You’re back in school, heading into your final year. Your courses are challenging, your extracurricular leadership roles are demanding, AND you will need to move forward every week on your college applications! Where to start, your first days back in school?

In addition to grades, personal statements, and activities, colleges also want to know what other people have to say about you. Most will require a ‘School Report’, created by your school counselor or administrator, and one or two Letters of Recommendation from teachers. Recommendations matter . . . a lot! Here are some tasks you need to set in motion as soon as possible.

Ask one or two teachers to write the Teacher Recommendations to be sent to your colleges.

Carefully consider which teachers to ask and consult your college counselor and parents for their input. They must be teachers of major subjects (math, science, history, English, languages), and have taught you in your Junior (11th grade/Premiere/Lower 6th) year, or be currently teaching you, as a Senior. (But last year’s teachers will know you best.) Moreover, they need not only to know you as a student in their classes, but they must also have the interest and willingness to support you by writing a great recommendation that will ‘market’ you well to colleges and universities.

Approach those teachers right away! You want thoughtful, substantive letters, and those cannot be done overnight. Moreover, popular teachers may limit the number of students whose recommendations they can write each year.

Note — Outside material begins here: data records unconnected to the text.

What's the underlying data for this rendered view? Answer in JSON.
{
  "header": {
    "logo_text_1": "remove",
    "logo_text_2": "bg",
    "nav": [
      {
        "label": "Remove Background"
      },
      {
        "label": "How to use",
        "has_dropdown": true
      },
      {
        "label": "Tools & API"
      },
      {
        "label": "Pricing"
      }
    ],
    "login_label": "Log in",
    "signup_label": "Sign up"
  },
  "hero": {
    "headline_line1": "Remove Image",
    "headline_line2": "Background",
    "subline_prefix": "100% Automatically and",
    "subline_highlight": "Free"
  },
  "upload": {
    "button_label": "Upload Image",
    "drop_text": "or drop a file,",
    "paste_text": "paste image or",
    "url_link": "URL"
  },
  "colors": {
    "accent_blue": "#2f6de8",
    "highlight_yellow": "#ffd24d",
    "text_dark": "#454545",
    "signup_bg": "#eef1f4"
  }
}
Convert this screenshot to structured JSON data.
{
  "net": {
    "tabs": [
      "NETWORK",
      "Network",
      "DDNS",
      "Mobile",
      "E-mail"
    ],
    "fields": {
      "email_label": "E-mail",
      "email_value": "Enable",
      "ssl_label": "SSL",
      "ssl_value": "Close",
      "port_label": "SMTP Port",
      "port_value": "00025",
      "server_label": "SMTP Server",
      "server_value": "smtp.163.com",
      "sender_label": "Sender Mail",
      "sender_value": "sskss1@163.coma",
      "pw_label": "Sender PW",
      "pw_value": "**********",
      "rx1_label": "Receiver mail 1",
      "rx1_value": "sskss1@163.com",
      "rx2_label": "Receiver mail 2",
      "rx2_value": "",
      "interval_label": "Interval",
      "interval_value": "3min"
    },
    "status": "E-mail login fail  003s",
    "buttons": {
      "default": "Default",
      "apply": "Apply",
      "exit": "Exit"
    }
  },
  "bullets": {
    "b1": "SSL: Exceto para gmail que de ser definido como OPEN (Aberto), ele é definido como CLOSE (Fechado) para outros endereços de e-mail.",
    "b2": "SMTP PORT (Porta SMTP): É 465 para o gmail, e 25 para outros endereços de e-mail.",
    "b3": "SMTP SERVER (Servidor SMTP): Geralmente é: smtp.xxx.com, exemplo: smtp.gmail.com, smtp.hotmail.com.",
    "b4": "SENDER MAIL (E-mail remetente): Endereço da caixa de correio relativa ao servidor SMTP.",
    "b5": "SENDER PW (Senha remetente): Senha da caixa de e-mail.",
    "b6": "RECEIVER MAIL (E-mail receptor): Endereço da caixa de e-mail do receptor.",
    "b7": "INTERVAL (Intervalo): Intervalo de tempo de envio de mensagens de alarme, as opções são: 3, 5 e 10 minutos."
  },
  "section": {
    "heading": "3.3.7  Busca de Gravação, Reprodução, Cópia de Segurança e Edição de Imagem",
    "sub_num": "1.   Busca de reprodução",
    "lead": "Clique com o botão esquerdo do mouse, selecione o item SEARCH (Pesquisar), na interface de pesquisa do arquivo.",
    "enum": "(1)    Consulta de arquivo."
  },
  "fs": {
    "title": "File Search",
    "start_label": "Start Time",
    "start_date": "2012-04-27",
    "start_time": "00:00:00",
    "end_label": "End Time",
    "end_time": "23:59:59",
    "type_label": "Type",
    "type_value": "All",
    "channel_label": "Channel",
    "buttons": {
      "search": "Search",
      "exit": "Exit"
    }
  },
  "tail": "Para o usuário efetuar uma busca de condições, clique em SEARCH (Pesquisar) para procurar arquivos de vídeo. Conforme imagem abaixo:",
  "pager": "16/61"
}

Schedule a meeting with these teachers in the first week or two of school, and do not go empty-handed! Bring along the following:

1) A resume, or a list of your extra curricular and personal activities during the past three years. Teachers, like admission officers, value humility and appreciate honesty, but they need to know what you have done and achieved outside of their classrooms, beyond their experience of you.

  • Include ways you have contributed to the school, in general, or to your larger community, and significant summer activities.
  • You can mention particular skills or personal strengths, and let the recommenders know what areas of study interest you.
  • Any career goals?

2) A copy of your transcript for the past three years, as well as your standardized test scores.

3) Copies of papers in which the teacher made interesting or positive comments on your work — take these along to help jog his/her memory. Admission officers find specific examples of impressive insights, writings or research, useful.

4) A list of colleges to which you are considering applying (you can change it later!).

5) Note any special reasons and programs for applying to specific schools.

Once a teacher has agreed to support you by writing a Recommendation, you need to get his or her email address. You will then enter that contact information into your Common Application in the first college on your list. Click the ‘assign’ button, and the Common App will email your teacher with the required Recommendation form. Note: each teacher’s recommendation can be used for all your Common App colleges, so each teacher needs to write only one Recommendation.

Discuss with your Counselor how to submit Recommendations to colleges and universities that don’t take the Common Application, and how to assign recommendations from different teachers for different colleges.

The college admission process allows you to gain in self-knowledge and new insight into how people view you. But don’t leave people’s perceptions of who you are and what you are capable of achieving to chance! Instead, help shape that impression with your thoughtfulness, organization, and courtesy.  DO IT NOW!